We’ll know soon enough. I imagine Deimos will have my other ear if he’s lost his recruitment grounds. ”
“Adrian and Dante are the first recruits Deimos has gotten for centuries anyway,” Alosia muttered. “I can’t imagine why he should be upset about losing Sanctuary.”
My eyes flew open.
“Control,” I said simply but leaned forward, examining Alosia closely as she reached into the cup and gave the contents a stir. “You’re lucid.”
“I’m always lucid,” she answered with a sigh and a roll of her eyes. “You just never want to hear what I have to say.”
“Valin said a few months ago you went stark-raving mad and tried to heave yourself from the highest tower in the palace.”
“You’ve never tried to kill yourself?”
She looked up at me, brow raised in clear indication that she wouldn’t believe me if I tried to deny it.
I frowned but nodded. Of course I had. In almost two thousand years, we had all thought about ending it a time or two.
Alosia more than most, Valin less, but we’d all tried at least once.
Usually, another of us was there to stop it.
“Was he there?” Alosia asked, interrupting my thoughts. “Did you see him?”
I sighed, falling back in my seat again as she retrieved her poultice from the teacup and leaned over me with it.
“I don’t understand why you still ask about him,” I replied.
“He was my partner,” she answered, defensive on this subject as always.
“Exactly. He was your partner. Right up until the moment you pushed him into an abyss, thinking you’d murdered him.”
She brushed the poultice over my wound a bit harder than was necessary and I hissed in pain.

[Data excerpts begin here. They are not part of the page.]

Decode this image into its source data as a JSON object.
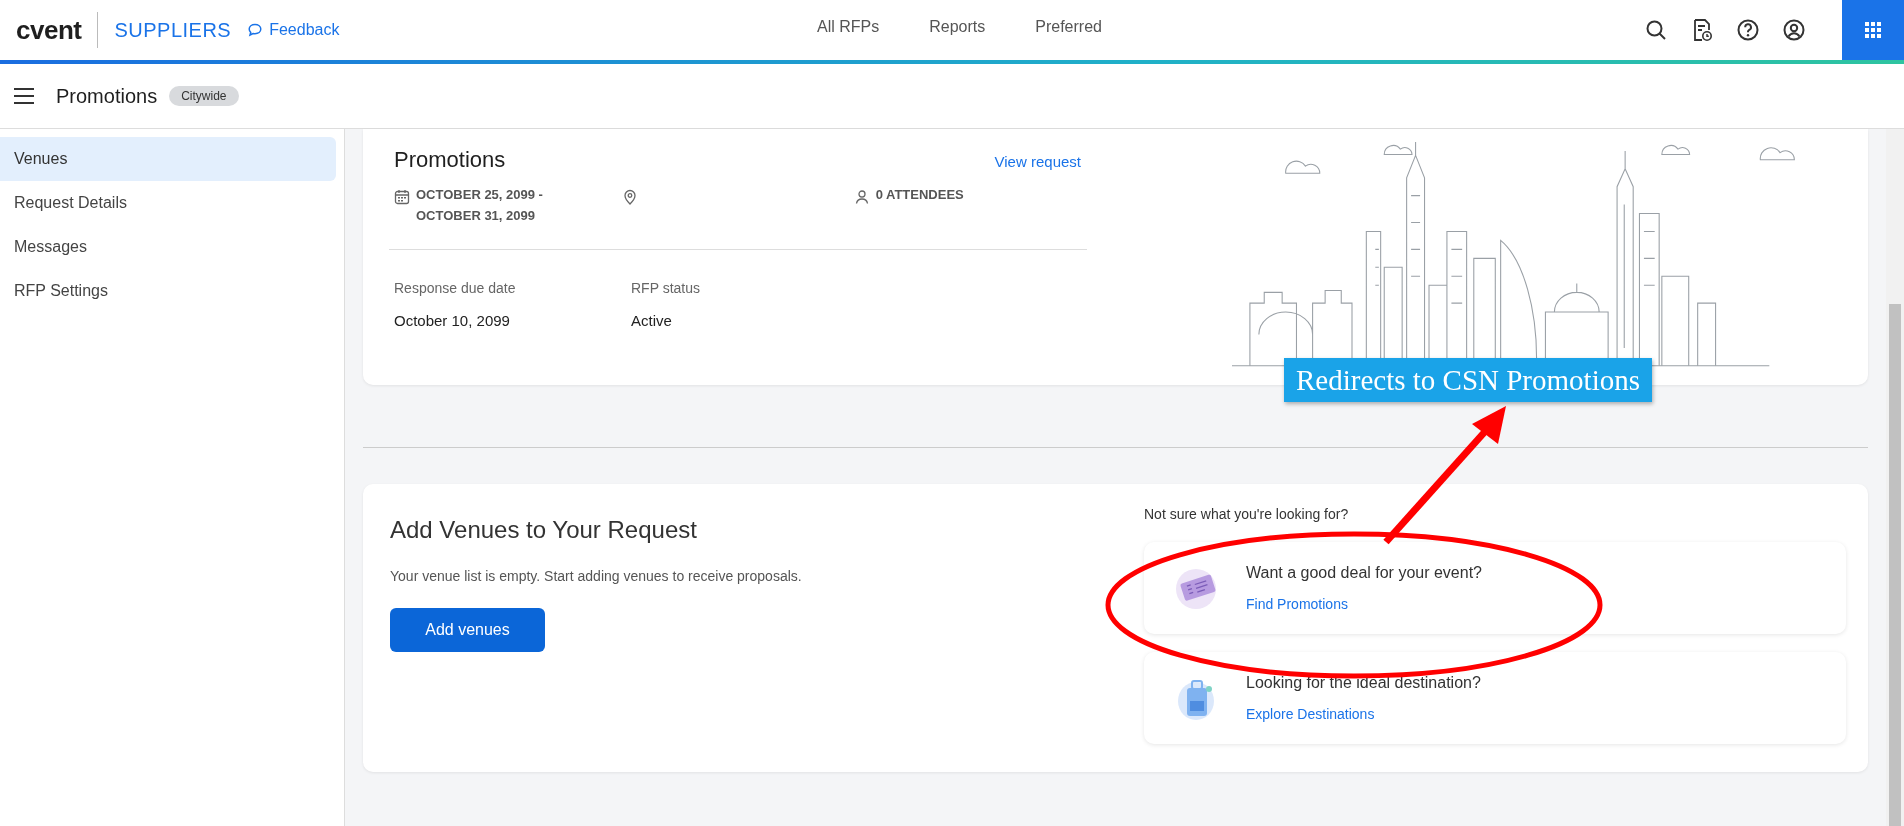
{
  "header": {
    "logo": "cvent",
    "product": "SUPPLIERS",
    "feedback": "Feedback",
    "nav": [
      {
        "label": "All RFPs",
        "selected": false
      },
      {
        "label": "Reports",
        "selected": false
      },
      {
        "label": "Preferred",
        "selected": false
      }
    ]
  },
  "subheader": {
    "title": "Promotions",
    "badge": "Citywide"
  },
  "sidebar": {
    "items": [
      {
        "label": "Venues",
        "selected": true
      },
      {
        "label": "Request Details",
        "selected": false
      },
      {
        "label": "Messages",
        "selected": false
      },
      {
        "label": "RFP Settings",
        "selected": false
      }
    ]
  },
  "summary": {
    "title": "Promotions",
    "link": "View request",
    "dates": [
      "OCTOBER 25, 2099 -",
      "OCTOBER 31, 2099"
    ],
    "attendees": "0 ATTENDEES",
    "fields": [
      {
        "label": "Response due date",
        "value": "October 10, 2099"
      },
      {
        "label": "RFP status",
        "value": "Active"
      }
    ]
  },
  "venues": {
    "title": "Add Venues to Your Request",
    "text": "Your venue list is empty. Start adding venues to receive proposals.",
    "button": "Add venues",
    "hint": "Not sure what you're looking for?",
    "suggestions": [
      {
        "kind": "ticket",
        "title": "Want a good deal for your event?",
        "link": "Find Promotions"
      },
      {
        "kind": "luggage",
        "title": "Looking for the ideal destination?",
        "link": "Explore Destinations"
      }
    ]
  },
  "annotation": {
    "label": "Redirects to CSN Promotions"
  }
}
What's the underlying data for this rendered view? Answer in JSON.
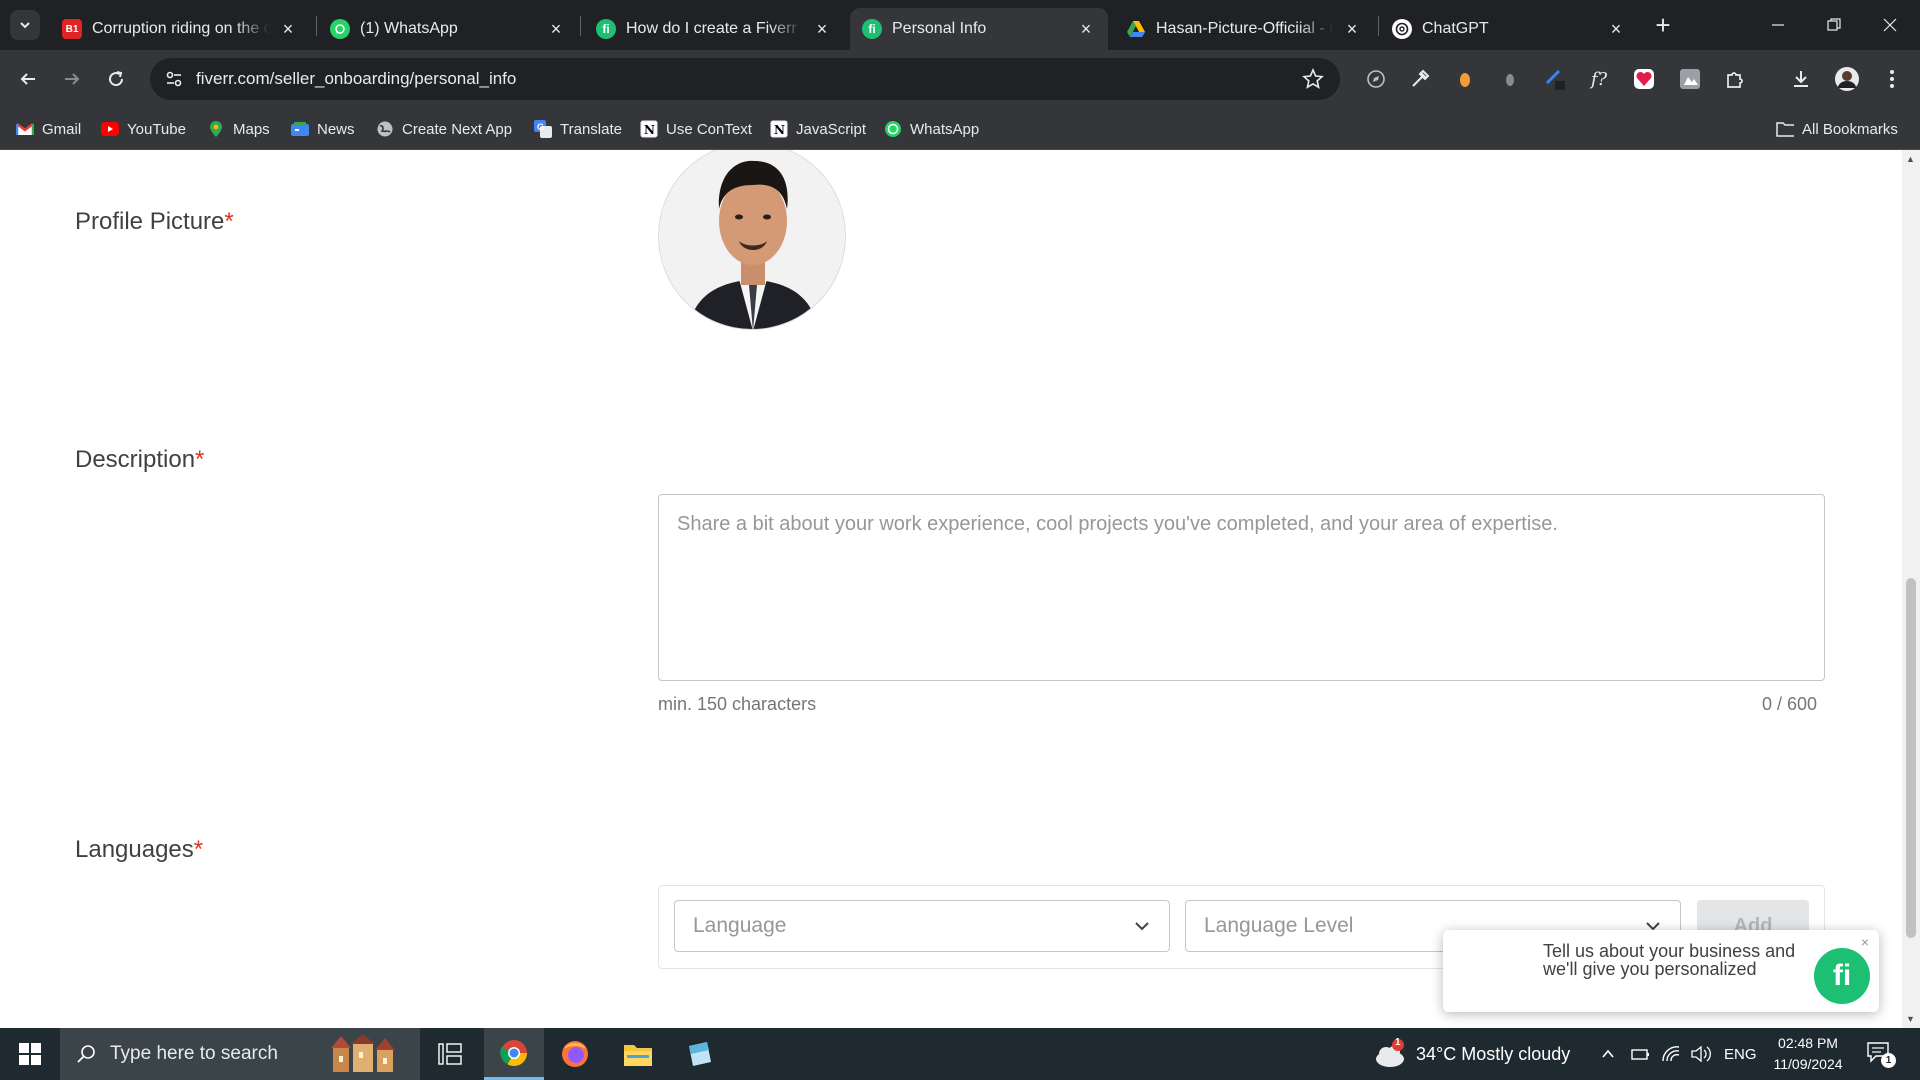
{
  "browser": {
    "tabs": [
      {
        "title": "Corruption riding on the coattails",
        "favicon": "b1-icon"
      },
      {
        "title": "(1) WhatsApp",
        "favicon": "whatsapp-icon"
      },
      {
        "title": "How do I create a Fiverr account",
        "favicon": "fiverr-icon"
      },
      {
        "title": "Personal Info",
        "favicon": "fiverr-icon",
        "active": true
      },
      {
        "title": "Hasan-Picture-Officiial - Google Drive",
        "favicon": "drive-icon"
      },
      {
        "title": "ChatGPT",
        "favicon": "chatgpt-icon"
      }
    ],
    "url": "fiverr.com/seller_onboarding/personal_info",
    "bookmarks": [
      "Gmail",
      "YouTube",
      "Maps",
      "News",
      "Create Next App",
      "Translate",
      "Use ConText",
      "JavaScript",
      "WhatsApp"
    ],
    "all_bookmarks": "All Bookmarks"
  },
  "form": {
    "profile_picture_label": "Profile Picture",
    "description_label": "Description",
    "description_placeholder": "Share a bit about your work experience, cool projects you've completed, and your area of expertise.",
    "description_min": "min. 150 characters",
    "description_counter": "0 / 600",
    "languages_label": "Languages",
    "required_mark": "*",
    "language_placeholder": "Language",
    "language_level_placeholder": "Language Level",
    "add_label": "Add"
  },
  "popup": {
    "text": "Tell us about your business and we'll give you personalized",
    "logo": "fi",
    "close": "×"
  },
  "taskbar": {
    "search_placeholder": "Type here to search",
    "weather": "34°C  Mostly cloudy",
    "weather_badge": "1",
    "language": "ENG",
    "time": "02:48 PM",
    "date": "11/09/2024",
    "notification_count": "1"
  },
  "colors": {
    "fiverr_green": "#1dbf73",
    "required_red": "#e0301e",
    "chrome_dark": "#202124",
    "chrome_toolbar": "#35363a"
  }
}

“Harlowe will always be a part of me,” she said. “Just as I will always be a part of him. It is natural, therefore, to wonder.”
“Wonder all you want but I have no answers for you. I didn’t see him. "
She frowned but reached for the gauze, wrapping my wound without a word. After some time, she slid back, admiring her work with a grim expression.
“At least it won’t get infected,” she told me. “But I imagine you’ll have some difficulty wearing sunglasses now.”
I snorted, leaning my head back.
“Thank you, Alosia,” I told her.
“This is what we do for each other, Chasina,” she reminded me with a shrug. “This is how we survive them. I may not like you but we’re here, together, for all eternity. Might as well be neighborly.”
I snorted again. Only Alosia would call the act of binding my missing ear after our overlords stripped me of the appendage for failing the mission they’d given me being neighborly.
“Where do you think they’ll go?” I asked, dreamily, as Alosia stood and made her way to the door.
Whatever she had put in that poultice was working already.
I felt a cool, healing sensation spreading through the left side of my face.
It was making the muscles there slack and the scent of it was reminding me just how exhausted I was.
I yawned as Alosia paused in the threshold and turned back to look at me, her brilliant auburn hair slipping over her shoulders as she did.
“All I know,” she started, seeming to return to that melancholy state we so often found her in lately, “is that this is only the beginning.”
Then she was gone and I was falling into my own abyss, praying that, this time, the drugs would keep the nightmares at bay.